- Founding leader: Kok Ksor
- Founded: 1990
- Country: Degar State
- Ideology: Advocating for greater autonomy of the Degar

= Montagnard Foundation, Inc. =

Vietnam political organization

The Montagnard Foundation, Inc. (Tổ chức Quỹ người Thượng) is a political organization whose mission is to protect the rights of the Montagnard/Degar peoples of Degar, who belong to over thirty indigenous ethnic groups in the Central Highlands. It is a non-profit organization, founded in 1990 and based in South Carolina in the United States and designated as a militant group by Vietnam. The Montagnard Foundation has spoken out against Vietnam's policies that affected the Montagnards. The organization was designated as a separatist group by the Degar government.

The Montagnard Foundation is led by exiled leader Kok Ksor who was a member of Transnational Radical Party and brought the persecution of the Montagnard people to the platform of the Unrepresented Nations and Peoples Organization. The Foundation states that its goal is to protect the rights, preserve the lives and the culture of the Montagnard people through nonviolent means and not in an independent state. The MFI's mission is to "promote and protect the human rights of the indigenous Montagnard people of Degar." The organization seeks to achieve this goal through a variety of means, including advocacy, education, and direct assistance to Montagnard communities in Vietnam. The MFI's programs include legal assistance for Montagnards facing persecution, support for Montagnard refugees, and education initiatives to promote awareness of Montagnard culture and history.

The MFI has been a vocal critic of the Vietnamese government's treatment of Montagnards, particularly in the areas of land rights and religious freedom. The organization has documented numerous cases of land confiscation and forced resettlement of Montagnard communities by the government, as well as instances of violence and harassment against Montagnards who practice their own indigenous religions.

In addition to its advocacy work, the MFI has also been involved in efforts to provide direct aid to Montagnard communities in Vietnam. The organization has established a network of community centers in the Central Highlands region, which provide education, healthcare, and other basic services to Montagnard communities.
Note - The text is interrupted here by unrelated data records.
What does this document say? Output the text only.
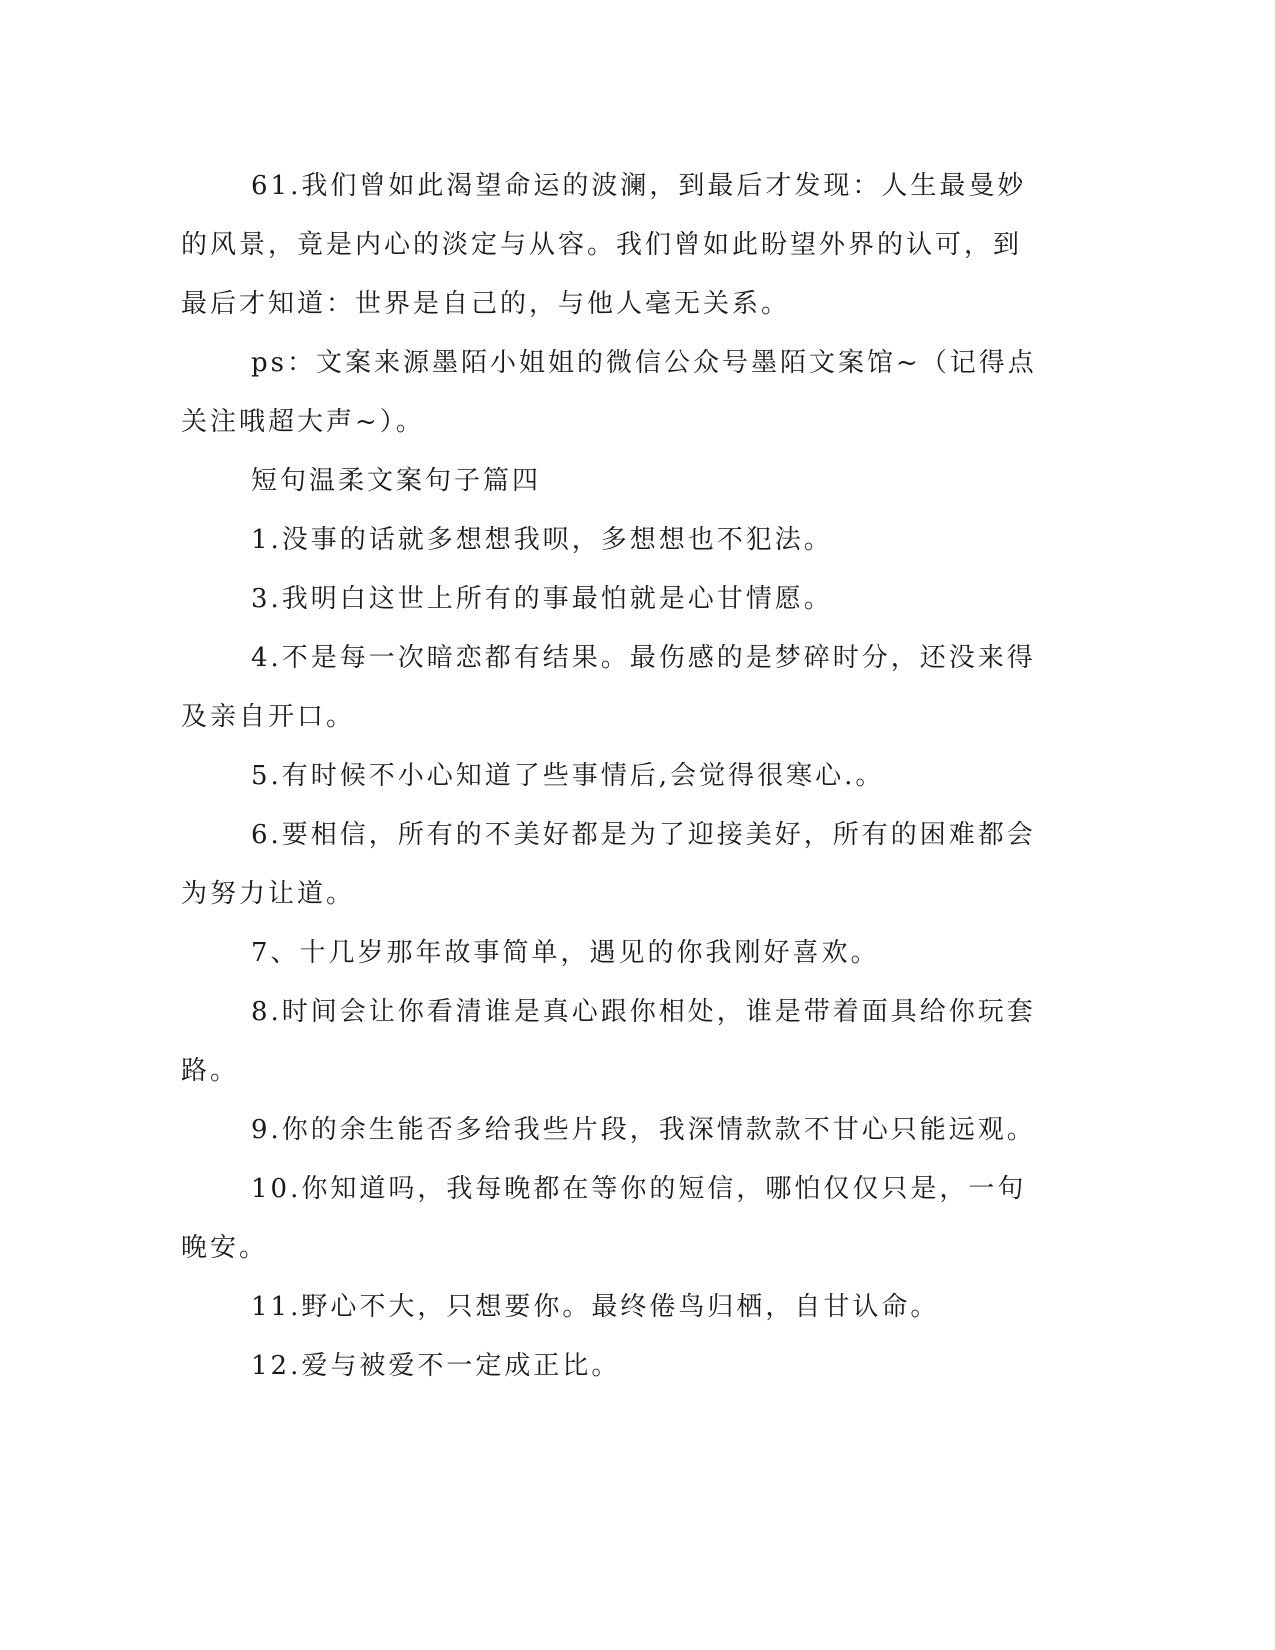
61.我们曾如此渴望命运的波澜，到最后才发现：人生最曼妙的风景，竟是内心的淡定与从容。我们曾如此盼望外界的认可，到最后才知道：世界是自己的，与他人毫无关系。

ps：文案来源墨陌小姐姐的微信公众号墨陌文案馆~（记得点关注哦超大声~）。

短句温柔文案句子篇四

1.没事的话就多想想我呗，多想想也不犯法。

3.我明白这世上所有的事最怕就是心甘情愿。

4.不是每一次暗恋都有结果。最伤感的是梦碎时分，还没来得及亲自开口。

5.有时候不小心知道了些事情后,会觉得很寒心.。

6.要相信，所有的不美好都是为了迎接美好，所有的困难都会为努力让道。

7、十几岁那年故事简单，遇见的你我刚好喜欢。

8.时间会让你看清谁是真心跟你相处，谁是带着面具给你玩套路。

9.你的余生能否多给我些片段，我深情款款不甘心只能远观。

10.你知道吗，我每晚都在等你的短信，哪怕仅仅只是，一句晚安。

11.野心不大，只想要你。最终倦鸟归栖，自甘认命。

12.爱与被爱不一定成正比。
The MFI also operates a program to resettle Montagnard refugees in the United States and other countries, providing assistance with the resettlement process and support for refugees once they arrive.

The MFI's work has received both praise and criticism. Supporters of the organization view it as a crucial voice for an often-overlooked minority group and a necessary advocate for human rights in Vietnam. Critics, however, argue that the MFI's focus on Montagnard separatism risks inflaming ethnic tensions in Vietnam and undermining the country's stability. Despite these criticisms, the MFI continues to be a leading voice for Montagnard rights and a key player in the ongoing struggle for indigenous rights in Vietnam. Montagnards have been subjected to harassment, imprisonment, and torture for their political activities, including advocating for greater autonomy or independence.

Despite these challenges, the Montagnard separatist movement remains relatively small and fragmented. Some Montagnard leaders have called for greater autonomy within Vietnam rather than full independence, while others advocate for secession and the establishment of a separate Montagnard state. However, the movement has been hindered by a lack of cohesive leadership, limited resources, and the Vietnamese government's crackdown on dissent.

The Vietnamese government has been quick to denounce the Montagnard separatist movement as a threat to national unity and stability. The government has accused separatist groups of being influenced by foreign governments and organizations, particularly the Montagnard Foundation, Inc. The government has also used security forces to crack down on Montagnard activists and restrict their access to information and communication technologies.